There is abundant evidence that the Palestinian Authority textbooks de-legitimize both Israel’s existence and the very presence of Jews in the country – including the denial of the existence of Jewish holy places there – demonize both Israel and Jews, and advocate violence instead of educating peace and coexistence.

According to a 2019 study by The Institute for Monitoring Peace and Cultural Tolerance for School Education (IMPACT-se), in the Palestinian Authority curriculum “there is a systematic insertion of violence, martyrdom and jihad across all grades and subjects in a more extensive and sophisticated manner, embracing a full spectrum of extreme nationalist ideas and Islamist ideologies that extend even into the teaching of mathematics and science, including: physics, chemistry and biology.”
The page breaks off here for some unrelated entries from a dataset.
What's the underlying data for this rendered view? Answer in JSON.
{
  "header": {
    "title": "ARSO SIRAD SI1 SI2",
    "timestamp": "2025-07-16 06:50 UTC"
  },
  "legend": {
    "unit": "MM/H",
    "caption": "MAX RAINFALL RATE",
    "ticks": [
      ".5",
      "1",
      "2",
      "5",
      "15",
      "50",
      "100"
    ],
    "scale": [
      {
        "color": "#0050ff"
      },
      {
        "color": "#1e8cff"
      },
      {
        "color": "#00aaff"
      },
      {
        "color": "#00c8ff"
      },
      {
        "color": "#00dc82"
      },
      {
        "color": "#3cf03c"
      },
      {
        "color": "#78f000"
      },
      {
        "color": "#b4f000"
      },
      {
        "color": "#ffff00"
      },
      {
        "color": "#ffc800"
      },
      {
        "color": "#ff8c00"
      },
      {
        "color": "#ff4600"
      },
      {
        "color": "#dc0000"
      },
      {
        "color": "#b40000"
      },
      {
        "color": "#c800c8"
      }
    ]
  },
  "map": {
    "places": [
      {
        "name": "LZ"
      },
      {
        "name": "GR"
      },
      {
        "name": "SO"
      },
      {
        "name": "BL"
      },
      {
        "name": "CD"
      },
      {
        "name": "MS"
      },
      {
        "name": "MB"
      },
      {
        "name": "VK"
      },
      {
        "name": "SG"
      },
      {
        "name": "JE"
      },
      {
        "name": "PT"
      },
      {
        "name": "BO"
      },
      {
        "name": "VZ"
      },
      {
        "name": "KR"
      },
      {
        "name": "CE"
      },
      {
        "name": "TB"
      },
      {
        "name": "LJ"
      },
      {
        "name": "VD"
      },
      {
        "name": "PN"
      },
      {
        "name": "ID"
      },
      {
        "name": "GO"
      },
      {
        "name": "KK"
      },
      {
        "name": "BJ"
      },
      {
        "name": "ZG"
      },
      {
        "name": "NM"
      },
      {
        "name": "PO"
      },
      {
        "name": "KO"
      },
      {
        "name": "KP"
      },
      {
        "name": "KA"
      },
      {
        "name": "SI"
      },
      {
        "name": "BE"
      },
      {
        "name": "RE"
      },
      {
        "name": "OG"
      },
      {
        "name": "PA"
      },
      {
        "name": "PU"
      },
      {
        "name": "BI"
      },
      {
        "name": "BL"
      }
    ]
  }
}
Textbooks that incite hate in UNRWA schools allow the perpetuation, through UNRWA, of the illusion of a Palestinian ‘right of return’ to the land of Israel and embed in UNRWA’s work an approach that unfairly keep Palestinians in an eternal state of limbo.

“Canada, together with other donors, had an opportunity to ensure that our funding of UNRWA was placed under more rigorous review, to reassess UNRWA objectives,” said Brian Herman, B’nai Brith Canada’s Director of Government Relations. “The framework agreement with UNRWA dating from 2017 is a commendable effort, but hasn’t rectified this serious problem.”

Israel, for its part, long ago accepted its responsibility on the matter of refugees by taking in most of the 850,000 Jewish refugees from Arab countries who were dispossessed and expelled at gunpoint from their homes, all but erasing two millennia of Jewish life in the Arab world. Unlike the fate of Palestinian refugees, considered one of the Middle East conflict’s ‘core issues’, the oft-neglected plight of Jewish refugees is given little attention.